Time stretched lazily and still no team came forth. Garu stood apart, brooding while Ibromaliöm paced with a deliberate slowness, lost in thought, unconcerned by the current events. Hylâz and Ramany stepped away from the two other judges.
Hylâz, glanced behind his back to check that Garu was not eavesdropping, “What if…how shall I say this…what if all teams have been incapacitated, what would happen then?” He glanced nervously at the crowd.
“Well, you heard the head judge. I suppose we would have an incapacitated winner,” replied Ramany.
“But that would be dreadful,” said the judge in a squeal.
“I will go further,” added Ramany. “It would be most dreadful.”
“Are all Games this…” Hylâz seemed at a loss for words to describe the current Games. This was his first participation as a judge.
“Eventful?” suggested Ramany.
“Yes, I suppose this is the word I was looking for. ‘Eventful’ would describe these Games rather aptly, would you not say?”
Ramany closed his eyes and rubbed them gently. “I would go further. I don’t remember another Game that was this eventful, except perhaps when a group of commoners managed to fool the judges by pretending to represent the Kingdom of Oronoque. They took part in the Games, only to meet their fate.”

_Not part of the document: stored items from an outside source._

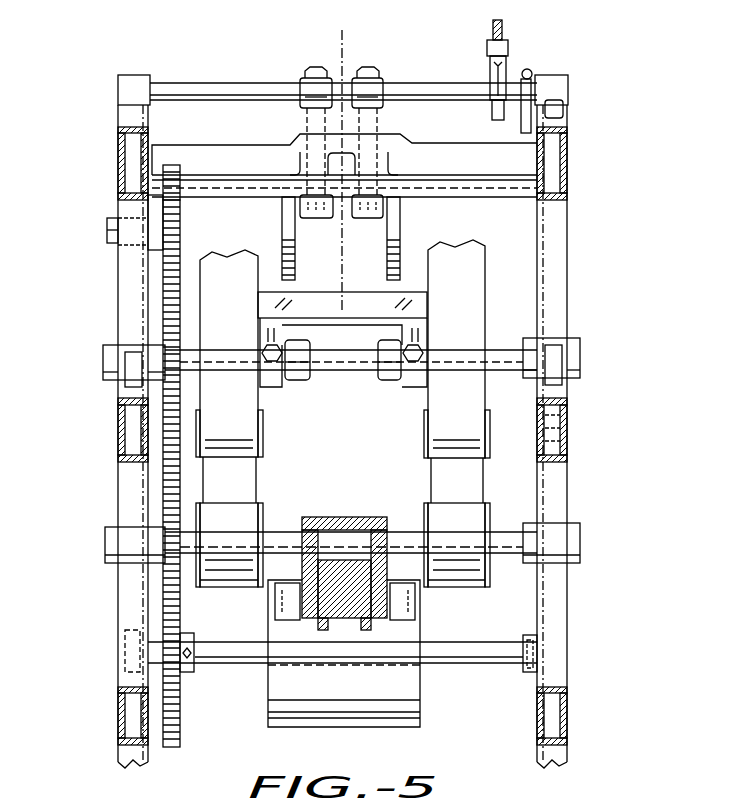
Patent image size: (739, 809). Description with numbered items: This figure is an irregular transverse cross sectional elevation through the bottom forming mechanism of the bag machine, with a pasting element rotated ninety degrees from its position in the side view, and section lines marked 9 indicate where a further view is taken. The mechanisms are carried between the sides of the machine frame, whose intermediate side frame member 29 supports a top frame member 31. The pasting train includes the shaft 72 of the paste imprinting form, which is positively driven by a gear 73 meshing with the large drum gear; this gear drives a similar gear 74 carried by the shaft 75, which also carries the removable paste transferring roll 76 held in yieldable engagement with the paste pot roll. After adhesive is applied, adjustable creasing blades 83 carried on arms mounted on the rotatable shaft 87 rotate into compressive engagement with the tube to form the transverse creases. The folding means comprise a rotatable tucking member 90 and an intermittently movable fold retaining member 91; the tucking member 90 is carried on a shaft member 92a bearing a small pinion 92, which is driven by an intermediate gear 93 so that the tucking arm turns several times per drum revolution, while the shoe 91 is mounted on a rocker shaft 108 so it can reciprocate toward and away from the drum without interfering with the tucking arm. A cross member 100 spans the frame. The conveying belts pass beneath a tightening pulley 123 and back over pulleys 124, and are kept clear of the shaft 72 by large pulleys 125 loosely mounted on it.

The section line 9- 9 is at (332, 37).
The intermediate side frame member 29 is at (557, 600).
The top frame member 31 is at (125, 287).
The shaft 72 is at (296, 516).
The gear 73 is at (163, 486).
The gear 74 is at (172, 688).
The shaft 75 is at (470, 662).
The paste transferring roll 76 is at (395, 724).
The creasing blade 83 is at (300, 302).
The rotatable shaft 87 is at (325, 367).
The tucking member 90 is at (390, 239).
The fold retaining member 91 is at (317, 215).
The pinion 92 is at (182, 205).
The shaft member 92a is at (262, 192).
The intermediate gear 93 is at (163, 240).
The cross member 100 is at (344, 165).
The rocker shaft 108 is at (420, 90).
The tightening pulley 123 is at (165, 320).
The pulley 124 is at (438, 442).
The large pulley 125 is at (452, 513).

“They all died?” gasped Hylâz.
“All of them,” replied Ramany somberly.
“What happened then? How did the crowd react?”
“The crowd rioted against the Temple and nearly stoned the judges to death. In the end, to keep the peace, the King exiled all four judges.”
“When did this happen?”
“During the Game of Gold.”
The wind blew forcefully, and the moaning from the cave intensified. Hylâz looked reproachfully at Ramany who shrugged his shoulders and rolled his eyes.

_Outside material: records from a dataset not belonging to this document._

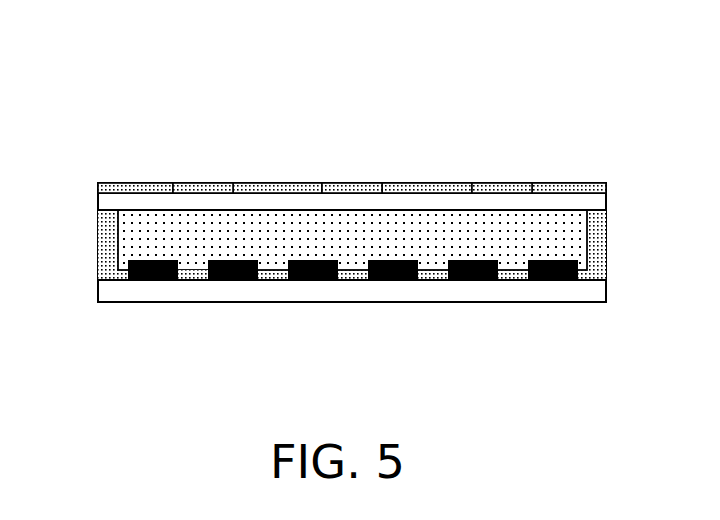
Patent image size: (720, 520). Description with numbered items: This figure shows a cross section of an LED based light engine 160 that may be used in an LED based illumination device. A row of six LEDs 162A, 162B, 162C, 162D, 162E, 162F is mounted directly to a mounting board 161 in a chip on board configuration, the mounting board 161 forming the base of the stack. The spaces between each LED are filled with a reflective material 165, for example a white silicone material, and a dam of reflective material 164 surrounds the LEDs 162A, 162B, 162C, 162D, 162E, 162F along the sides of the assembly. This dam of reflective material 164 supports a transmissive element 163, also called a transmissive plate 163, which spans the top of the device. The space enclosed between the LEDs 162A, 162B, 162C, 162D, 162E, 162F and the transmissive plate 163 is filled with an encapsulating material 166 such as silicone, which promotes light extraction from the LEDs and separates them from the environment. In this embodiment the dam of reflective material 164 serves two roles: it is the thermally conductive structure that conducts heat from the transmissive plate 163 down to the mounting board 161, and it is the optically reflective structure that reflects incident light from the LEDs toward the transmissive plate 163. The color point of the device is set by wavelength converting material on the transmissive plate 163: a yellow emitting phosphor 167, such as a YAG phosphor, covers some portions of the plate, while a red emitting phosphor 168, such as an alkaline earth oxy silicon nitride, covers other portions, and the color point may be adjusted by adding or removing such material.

The LED based light engine 160 is at (583, 93).
The mounting board 161 is at (115, 288).
The LED 162A is at (157, 280).
The LED 162B is at (228, 280).
The LED 162C is at (308, 280).
The LED 162D is at (387, 280).
The LED 162E is at (468, 280).
The LED 162F is at (548, 280).
The transmissive plate 163 is at (110, 204).
The dam of reflective material 164 is at (110, 266).
The reflective material 165 is at (197, 272).
The encapsulating material 166 is at (562, 233).
The yellow emitting phosphor 167 is at (202, 190).
The red emitting phosphor 168 is at (267, 190).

In the far distance, a shout tore through the silence like a knife cutting through ice. The crowd stood as one man, and all eyes were now on the empty road wondering what this shout meant.
They heard the shout again, and the silence settled in once more like a heavy blanket. A low rumble filled the plaza as the crowd began to question the meaning of these shouts. Small groups formed in animated discussions. Garu did not seem to pay heed to the shout, but Ibromaliöm stopped pacing and was looking toward the mountain.
“Ibromaliöm woke up,” whispered Hylâz, but Ramany shrugged his shoulders in irritation.
Ibromaliöm’s evasive behavior displeased Hylâz profoundly, and Garu’s seeming disinterest in the Games disappointed him. He was convinced that most of the events of the past few days could have been prevented had the judges been better prepared. Mostly, he blamed Garu’s lack of leadership. Had he been leading effectively, the slave would have been humming a different ballad by now, but what is done is done.
“Look, someone is coming,” shouted a man from the crowd, pointing in the direction of the path that the procession had taken this morning.
Hylâz and Ibromaliöm looked and saw four members of the Silent carrying a dead man. Carefully, they laid the body on the ground, then the leader of the patrol approached the four judges.
“Greetings, Your Honors.”
“Greetings to you, young man,” replied Garu. “What tidings do you bring us tonight?”
“Sad, I am afraid, Master Garu. We have found the body of this worthy contestant in the lake.”
“And to what team did he belong?” asked Ramany.
“The Team of Baal, Your Honor.”
“You went through the walls of fire to retrieve the dead man?” asked Hylâz. “I am impressed.”
The Silent blushed with embarrassment.
“Actually, my dear Hylâz,” interjected Ibromaliöm sarcastically, “I most certainly need not remind you that these so called ‘Walls of Fire’ are entirely under the control of the arbitrators. As you must know, they are lit for the Games and extinguished once the last contestant has gone through them.”